C’est la cinquième fois que l’organisation qui chapeaute les associations indépendantes des travailleurs enquête sur les disparités salariales dans les entreprises, un sujet porté par la crise mais qui intéresse tous ceux soucieux à la fois d’efficacité économique et de cohésion sociale. L’étude s’appuie sur les chiffres disponibles ou reconstitués concernant 27 grandes entreprises auscultées entre 2002 et 2008. Parmi elles ABB, Bâloise, Coop, Credit Suisse, Georg Fischer, Helvetia, Lindt & Sprüngli, Migros, Nestlé, Novartis, Post, Roche, Schindler, Swatch, Swisscom, Swiss Life, UBS, et Zurich. Son constat est lapidaire: «Le cartel des salaires tient bon malgré la crise».

«Les écarts salariaux semblent s’amenuiser dans quelques entreprises suite à la crise économique, explique le communiqué officiel de Travail. Suisse, mais souvent, cette évolution est la conséquence de la chute du cours des actions et de l’abandon des bonus spéciaux de l’année précédente. Et quelques entreprises n’hésitent pas à accorder de fortes augmentations de salaires. Aujourd’hui encore, il n’est pas rare de voir des augmentations de salaire de 30, 50 ou même 70%».

ABB montrée du doigt

C’est la firme ABB qui reçoit le trophée d’indignité de Travail. Suisse: en un an, les écarts salariaux ont progressé de 70% dans ce groupe de l’industrie des machines. ABB est aussi montrée du doigt par le rapport pour ce qui concerne l’évolution du rapport entre les extrêmes. Tandis que le salaire de Fred Kindles se situait «seulement» à un montant 211 fois plus élevé que le salaire le plus bas payé dans l’entreprise, cet écart a doublé lors de l’arrivée de Joe Hogan pour atteindre le multiple de 427 fois le salaire le plus bas. Il est vrai que l’écart est encore plus important à Novartis: Daniel Vasella gagnerait ainsi 720 fois le salaire de son ouvrier le moins bien payé. De quoi nourrir une affiche provocatrice de 30 portraits des managers qui gagnent au moins 100 fois plus que leurs collaborateurs: à noter que pas une femme n’a fait son chemin parmi ces très sélectives allées du pouvoir économique

Toujours selon Travail. Suisse, les salaires des membres des directions de groupes ont augmenté en moyenne de 83% depuis 7 ans.
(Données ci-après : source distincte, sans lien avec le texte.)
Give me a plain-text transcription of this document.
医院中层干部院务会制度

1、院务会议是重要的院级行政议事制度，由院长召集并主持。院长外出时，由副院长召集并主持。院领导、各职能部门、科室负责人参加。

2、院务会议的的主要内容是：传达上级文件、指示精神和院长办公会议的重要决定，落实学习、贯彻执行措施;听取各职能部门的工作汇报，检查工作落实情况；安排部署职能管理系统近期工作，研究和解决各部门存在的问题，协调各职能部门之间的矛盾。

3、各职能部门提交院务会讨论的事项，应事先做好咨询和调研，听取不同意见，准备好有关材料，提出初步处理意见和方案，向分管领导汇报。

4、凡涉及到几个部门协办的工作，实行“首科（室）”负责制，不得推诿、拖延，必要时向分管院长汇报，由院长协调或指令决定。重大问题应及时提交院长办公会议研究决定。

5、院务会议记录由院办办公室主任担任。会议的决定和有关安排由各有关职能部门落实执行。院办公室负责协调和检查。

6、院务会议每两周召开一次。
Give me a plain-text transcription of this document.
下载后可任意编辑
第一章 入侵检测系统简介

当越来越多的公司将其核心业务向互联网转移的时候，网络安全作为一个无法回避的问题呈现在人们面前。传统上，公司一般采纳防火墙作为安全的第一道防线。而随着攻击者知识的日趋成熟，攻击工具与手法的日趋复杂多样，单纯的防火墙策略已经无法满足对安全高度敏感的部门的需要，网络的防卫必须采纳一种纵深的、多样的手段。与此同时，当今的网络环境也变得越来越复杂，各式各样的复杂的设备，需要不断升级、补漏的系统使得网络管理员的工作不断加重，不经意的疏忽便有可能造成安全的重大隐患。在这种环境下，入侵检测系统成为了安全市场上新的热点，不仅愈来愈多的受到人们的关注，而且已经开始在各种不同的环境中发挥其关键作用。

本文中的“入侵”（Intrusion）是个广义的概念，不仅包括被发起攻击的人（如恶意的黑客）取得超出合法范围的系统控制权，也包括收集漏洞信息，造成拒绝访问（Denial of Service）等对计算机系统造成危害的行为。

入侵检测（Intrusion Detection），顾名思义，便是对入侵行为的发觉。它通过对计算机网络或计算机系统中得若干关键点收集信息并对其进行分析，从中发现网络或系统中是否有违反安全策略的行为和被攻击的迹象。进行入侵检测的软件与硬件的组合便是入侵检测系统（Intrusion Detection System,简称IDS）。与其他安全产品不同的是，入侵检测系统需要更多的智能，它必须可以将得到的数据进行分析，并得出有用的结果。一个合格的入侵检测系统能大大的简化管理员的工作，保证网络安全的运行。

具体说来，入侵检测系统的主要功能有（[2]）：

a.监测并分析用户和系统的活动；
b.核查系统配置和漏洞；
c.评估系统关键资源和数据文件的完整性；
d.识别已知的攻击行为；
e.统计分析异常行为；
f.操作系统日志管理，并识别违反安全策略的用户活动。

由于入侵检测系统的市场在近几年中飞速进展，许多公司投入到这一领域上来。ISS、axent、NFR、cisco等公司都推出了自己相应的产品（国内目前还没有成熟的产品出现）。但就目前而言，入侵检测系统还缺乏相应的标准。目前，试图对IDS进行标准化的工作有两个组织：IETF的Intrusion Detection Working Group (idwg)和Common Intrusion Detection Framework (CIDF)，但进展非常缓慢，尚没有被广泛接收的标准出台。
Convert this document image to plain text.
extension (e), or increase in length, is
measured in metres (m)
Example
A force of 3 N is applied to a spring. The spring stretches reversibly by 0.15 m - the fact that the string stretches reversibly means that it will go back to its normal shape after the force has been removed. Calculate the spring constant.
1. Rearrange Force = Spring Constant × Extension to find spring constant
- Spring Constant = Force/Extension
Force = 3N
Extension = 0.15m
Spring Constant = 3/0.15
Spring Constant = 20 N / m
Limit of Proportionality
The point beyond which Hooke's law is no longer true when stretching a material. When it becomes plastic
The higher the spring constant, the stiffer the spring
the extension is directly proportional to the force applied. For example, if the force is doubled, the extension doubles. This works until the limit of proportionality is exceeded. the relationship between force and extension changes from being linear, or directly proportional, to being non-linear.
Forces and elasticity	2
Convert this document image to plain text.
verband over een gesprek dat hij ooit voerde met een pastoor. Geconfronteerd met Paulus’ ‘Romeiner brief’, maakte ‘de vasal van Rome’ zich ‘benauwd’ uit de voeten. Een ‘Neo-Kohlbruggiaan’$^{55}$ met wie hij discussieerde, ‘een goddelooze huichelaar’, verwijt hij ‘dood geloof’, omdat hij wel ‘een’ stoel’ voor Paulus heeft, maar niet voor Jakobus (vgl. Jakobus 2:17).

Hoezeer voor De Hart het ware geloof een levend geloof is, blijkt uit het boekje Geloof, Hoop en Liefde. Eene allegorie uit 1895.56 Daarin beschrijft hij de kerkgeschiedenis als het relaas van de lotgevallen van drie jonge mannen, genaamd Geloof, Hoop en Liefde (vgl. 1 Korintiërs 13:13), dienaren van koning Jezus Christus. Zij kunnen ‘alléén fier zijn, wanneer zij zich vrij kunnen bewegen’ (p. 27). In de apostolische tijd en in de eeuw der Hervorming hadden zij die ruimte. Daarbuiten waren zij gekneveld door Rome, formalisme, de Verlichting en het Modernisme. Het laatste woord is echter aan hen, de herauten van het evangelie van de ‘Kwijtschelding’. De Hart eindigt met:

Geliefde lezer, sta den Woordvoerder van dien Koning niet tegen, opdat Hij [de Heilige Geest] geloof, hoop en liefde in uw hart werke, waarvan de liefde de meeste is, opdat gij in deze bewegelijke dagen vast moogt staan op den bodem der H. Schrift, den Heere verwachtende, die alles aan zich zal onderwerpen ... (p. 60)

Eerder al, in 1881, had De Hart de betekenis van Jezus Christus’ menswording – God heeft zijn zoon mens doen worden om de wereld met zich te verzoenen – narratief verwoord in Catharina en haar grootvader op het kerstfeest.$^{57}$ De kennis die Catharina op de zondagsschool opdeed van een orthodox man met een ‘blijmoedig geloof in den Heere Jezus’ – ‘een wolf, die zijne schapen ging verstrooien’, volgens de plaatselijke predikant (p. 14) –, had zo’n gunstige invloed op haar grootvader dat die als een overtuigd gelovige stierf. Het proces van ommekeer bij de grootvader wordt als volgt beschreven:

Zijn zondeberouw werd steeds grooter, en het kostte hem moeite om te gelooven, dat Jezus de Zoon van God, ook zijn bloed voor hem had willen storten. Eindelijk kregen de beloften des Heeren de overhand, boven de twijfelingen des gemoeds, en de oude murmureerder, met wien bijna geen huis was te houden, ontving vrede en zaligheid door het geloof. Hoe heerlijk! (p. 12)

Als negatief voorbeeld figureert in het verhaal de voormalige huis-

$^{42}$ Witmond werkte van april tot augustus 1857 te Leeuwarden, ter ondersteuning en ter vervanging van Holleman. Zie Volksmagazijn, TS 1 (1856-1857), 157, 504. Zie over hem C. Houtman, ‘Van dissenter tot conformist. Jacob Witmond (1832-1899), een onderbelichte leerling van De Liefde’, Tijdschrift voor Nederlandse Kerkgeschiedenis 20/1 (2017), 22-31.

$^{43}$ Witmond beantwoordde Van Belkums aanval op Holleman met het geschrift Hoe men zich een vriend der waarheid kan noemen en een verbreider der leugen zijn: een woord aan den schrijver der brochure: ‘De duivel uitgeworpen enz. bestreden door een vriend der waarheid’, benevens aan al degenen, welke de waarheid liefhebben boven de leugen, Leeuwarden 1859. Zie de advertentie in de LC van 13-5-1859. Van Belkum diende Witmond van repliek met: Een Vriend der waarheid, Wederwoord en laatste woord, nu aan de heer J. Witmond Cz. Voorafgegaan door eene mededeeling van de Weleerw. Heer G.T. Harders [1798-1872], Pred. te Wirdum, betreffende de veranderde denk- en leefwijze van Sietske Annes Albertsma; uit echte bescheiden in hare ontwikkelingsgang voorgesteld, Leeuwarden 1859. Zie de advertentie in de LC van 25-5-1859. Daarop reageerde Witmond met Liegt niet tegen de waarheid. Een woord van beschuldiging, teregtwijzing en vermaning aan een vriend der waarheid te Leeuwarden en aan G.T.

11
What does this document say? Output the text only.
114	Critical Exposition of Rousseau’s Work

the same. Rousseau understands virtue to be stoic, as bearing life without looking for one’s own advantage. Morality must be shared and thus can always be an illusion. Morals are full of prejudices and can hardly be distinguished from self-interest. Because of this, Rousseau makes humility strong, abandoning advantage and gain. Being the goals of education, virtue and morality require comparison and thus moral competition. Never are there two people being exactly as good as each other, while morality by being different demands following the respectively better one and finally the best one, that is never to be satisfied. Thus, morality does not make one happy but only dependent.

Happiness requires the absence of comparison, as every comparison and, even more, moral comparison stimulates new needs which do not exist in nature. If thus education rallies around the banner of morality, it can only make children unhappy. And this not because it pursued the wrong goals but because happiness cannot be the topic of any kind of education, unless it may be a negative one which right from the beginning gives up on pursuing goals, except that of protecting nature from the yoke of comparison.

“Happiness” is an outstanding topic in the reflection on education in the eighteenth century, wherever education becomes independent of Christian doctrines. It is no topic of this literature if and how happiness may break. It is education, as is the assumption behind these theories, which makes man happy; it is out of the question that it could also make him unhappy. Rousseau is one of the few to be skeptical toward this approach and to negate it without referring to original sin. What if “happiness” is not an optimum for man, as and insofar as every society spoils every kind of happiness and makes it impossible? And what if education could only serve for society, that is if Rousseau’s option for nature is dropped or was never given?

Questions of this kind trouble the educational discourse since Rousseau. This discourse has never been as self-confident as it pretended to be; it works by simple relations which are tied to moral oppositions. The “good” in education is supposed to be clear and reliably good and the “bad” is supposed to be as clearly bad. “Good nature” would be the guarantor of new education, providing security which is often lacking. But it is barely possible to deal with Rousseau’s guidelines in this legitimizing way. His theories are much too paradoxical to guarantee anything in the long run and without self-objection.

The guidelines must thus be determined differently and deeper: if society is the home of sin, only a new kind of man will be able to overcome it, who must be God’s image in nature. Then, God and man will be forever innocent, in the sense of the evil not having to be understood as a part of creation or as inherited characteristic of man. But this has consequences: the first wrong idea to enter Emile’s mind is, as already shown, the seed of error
Durant la même période, la croissance des salaires nominaux des travailleuses et des travailleurs suisses s’est élevée à tout juste 8,4%. Ce qui donne une progression de l’écart moyen «incroyable» de 72%. «Même Travail. Suisse ne s’attendait pas à ce que les choses se dégradent aussi vite.» C’est ce chiffre qui fonde l’inquiétude et la colère de Travail. Suisse aujourd’hui: la situation empire, c’est la fin d’un certain «modèle suisse» où le souci de trouver des solutions équilibrées présidait aux négociations salariales.

Sentiment d’injustice, frustration et colère

Pas de surprise donc si, à la suite de l’initiative Minder notamment, l’organisation demande une nouvelle fois plus d’Etat, et plus de régulation extérieure: la limitation des bonus à un mois de salaire, l’interdiction des parachutes dorés, et une transparence plus grande des politiques salariales, comprenant la publication des rémunérations des administrateurs. Les initiatives isolées ne peuvent suffire (on pense à la récente mesure symbolique des membres de la direction générale de Swiss, qui vont renoncer à un demi-mois de salaire).

L’organisation ne cache pas son inquiétude: «Nombre de travailleuses et travailleurs craignent la perte de leur emploi. Ils n’osent pas espérer une augmentation de salaire. En parallèle, une augmentation des primes de caisse maladie pouvant atteindre 20 pour cent est annoncée. La colère va bientôt exploser. Ce n’est qu’une question de temps» prévient un responsable.